In other words, colour is not experienced rationally.

The male Apollonian self-discipline was characterised by form and line, while colour symbolised the promiscuous and female Dionysian. According to men, women were generally vain, frivolous idiotic, shallow, seductive and driven by emotion. In his theory of colour, Charles Blanc (1813, 1882) wrote that a painting must contain a harmony between colour and design, just like within society there must be a balance between man and woman, but that design must always keep its upper hand lest it be doomed for failure. It would be seduced by colour just as humanity was seduced by Eve and her apple.

There’s a possibility that there’s some truth to this relationship between women and colour. Studies have proven that women are much more apt at discerning colours. Not only are men more likely to suffer from colour blindness because the tri-colour vision gene is passed on through the X-chromosome, recent genetic research has shown that some women are even capable of tetra-chromatic vision, meaning that they can see in four colours. Their possess an extra cone cell, capable of intercepting greater wavelengths of colour meaning that their perception of colour is more refined.

Pure saturated colours are usually synthetically created. Apart from brightly coloured birds, beetles, butterflies and flowers, nature typically manifests itself in brown and green hues under a sky of unsaturated blue. According to some, this the perfect colour scheme, arguing that brightly hued man-made artefacts over-stimulate the brain and encourage the development of chromophobia.

Chromophobia has dominated Chinese and Japanese culture for many years. The Japanese looked down on peaches and prunes, seeing them as vulgar and voluptuous with their deep-pink blossoms. Instead, they found themselves attracted to the delicate pinkish hues of the cherry blossoms, whose flowers only briefly bloomed.

Within Buddhism, on the other hand, colours were part of a complex culture of symbolism. Buddhists decorate the caves at Dunhuang in the province of Gansu with painted sculptures, depictions of rainbows, multicoloured mandala’s and brightly coloured murals.

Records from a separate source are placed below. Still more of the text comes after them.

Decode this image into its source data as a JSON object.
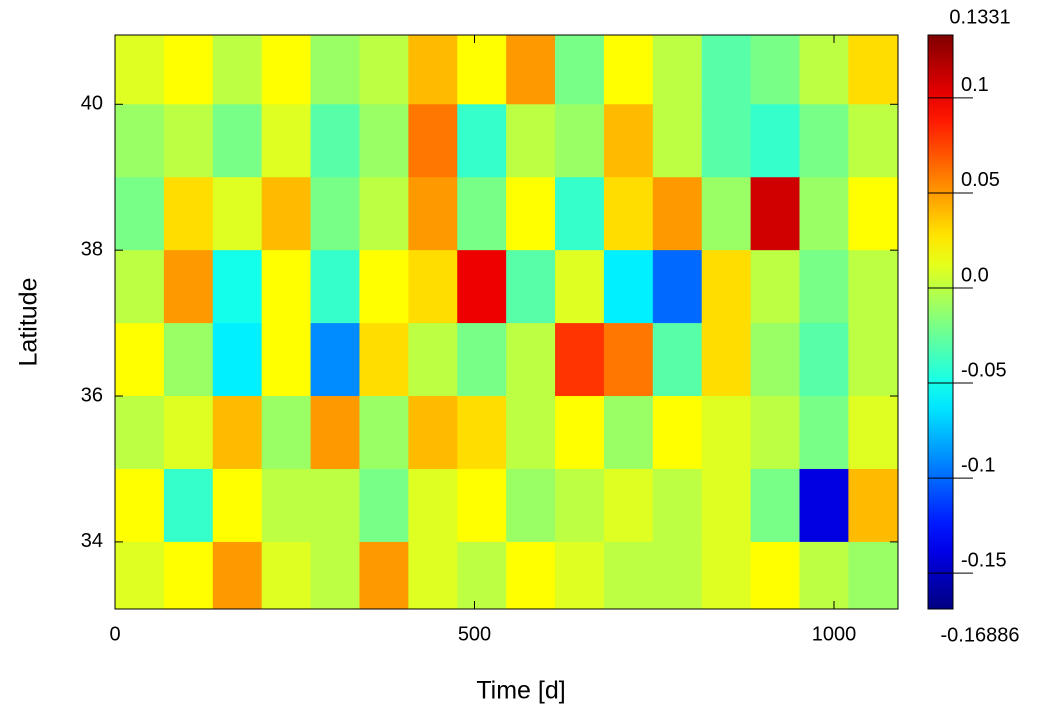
{
  "chart_data": {
    "type": "contourf",
    "xlabel": "Time [d]",
    "ylabel": "Latitude",
    "x": [
      34,
      102,
      170,
      238,
      306,
      374,
      442,
      510,
      578,
      646,
      714,
      782,
      850,
      918,
      986,
      1054
    ],
    "y": [
      40.5,
      39.5,
      38.5,
      37.5,
      36.5,
      35.5,
      34.5,
      33.5
    ],
    "z": [
      [
        0.01,
        0.02,
        0.0,
        0.02,
        -0.01,
        0.0,
        0.04,
        0.02,
        0.05,
        -0.02,
        0.02,
        0.0,
        -0.03,
        -0.02,
        0.0,
        0.03
      ],
      [
        -0.01,
        0.0,
        -0.02,
        0.01,
        -0.03,
        -0.01,
        0.06,
        -0.04,
        0.0,
        -0.01,
        0.04,
        0.0,
        -0.03,
        -0.04,
        -0.02,
        0.0
      ],
      [
        -0.02,
        0.03,
        0.01,
        0.04,
        -0.02,
        0.0,
        0.05,
        -0.02,
        0.02,
        -0.04,
        0.03,
        0.05,
        -0.01,
        0.11,
        -0.01,
        0.02
      ],
      [
        0.0,
        0.05,
        -0.05,
        0.02,
        -0.04,
        0.02,
        0.03,
        0.1,
        -0.03,
        0.01,
        -0.06,
        -0.1,
        0.03,
        0.0,
        -0.02,
        0.0
      ],
      [
        0.02,
        -0.01,
        -0.06,
        0.02,
        -0.09,
        0.03,
        0.0,
        -0.02,
        0.0,
        0.08,
        0.06,
        -0.03,
        0.03,
        -0.01,
        -0.03,
        0.0
      ],
      [
        0.0,
        0.01,
        0.04,
        -0.01,
        0.05,
        -0.01,
        0.04,
        0.03,
        0.0,
        0.02,
        -0.01,
        0.02,
        0.01,
        0.0,
        -0.02,
        0.01
      ],
      [
        0.02,
        -0.04,
        0.02,
        0.0,
        0.0,
        -0.02,
        0.01,
        0.02,
        -0.01,
        0.0,
        0.01,
        0.0,
        0.01,
        -0.02,
        -0.14,
        0.04
      ],
      [
        0.01,
        0.02,
        0.05,
        0.01,
        0.0,
        0.05,
        0.01,
        0.0,
        0.02,
        0.01,
        0.0,
        0.0,
        0.01,
        0.02,
        0.0,
        -0.01
      ]
    ],
    "xlim": [
      0,
      1089
    ],
    "ylim": [
      33.08,
      40.95
    ],
    "xticks": [
      0,
      500,
      1000
    ],
    "yticks": [
      34,
      36,
      38,
      40
    ],
    "colormap": "jet",
    "clim": [
      -0.16886,
      0.1331
    ],
    "cticks": [
      -0.15,
      -0.1,
      -0.05,
      {
        "value": 0,
        "label": "0.0"
      },
      0.05,
      0.1
    ]
  }
}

Chromophilia thrived in Arabia, where richness of colour was abundant. Their chromophilia has a geographical explanation: after the Middle Ages, many European pioneers imported brilliant colours from other regions of the world to the Arabic countries. In addition, the Nile, the area’s most important source of life, flowed through the brown landscape like a brightly coloured ribbon.

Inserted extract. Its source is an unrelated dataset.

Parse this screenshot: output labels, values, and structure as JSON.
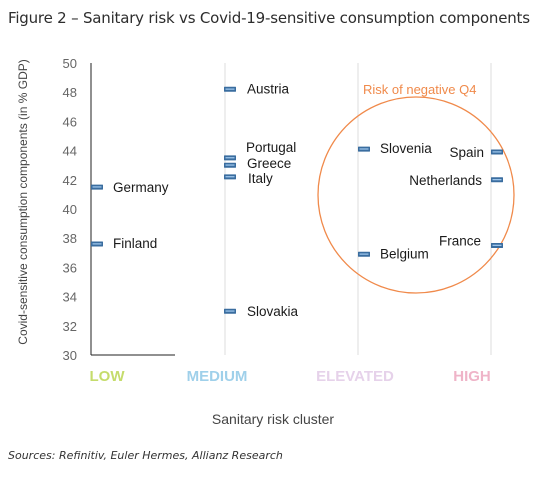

In contrast the Europeans, colour was seen as bringing them closer to the holy spirit of life, instead of luring them into the trap of superficiality. This was especially important during the time of the Ancient Egyptians and later the Islam. According to the Koran, colour plays an especially important role in one’s faith in God. The Arabic term for God, ‘musawwir’, means maker and is likewise the term used for painters. This resulted is a wealth of colour throughout every layer of society: geometric patterns adorned walls, mosaics, manuscripts, swords, tapestries, flags, books, and ceramics, all in reverence for the heavenly paradise of the Koran. The miniature paintings found in Persian manuscripts are another fantastic experience of colour and made with utmost concentration and love for pigment.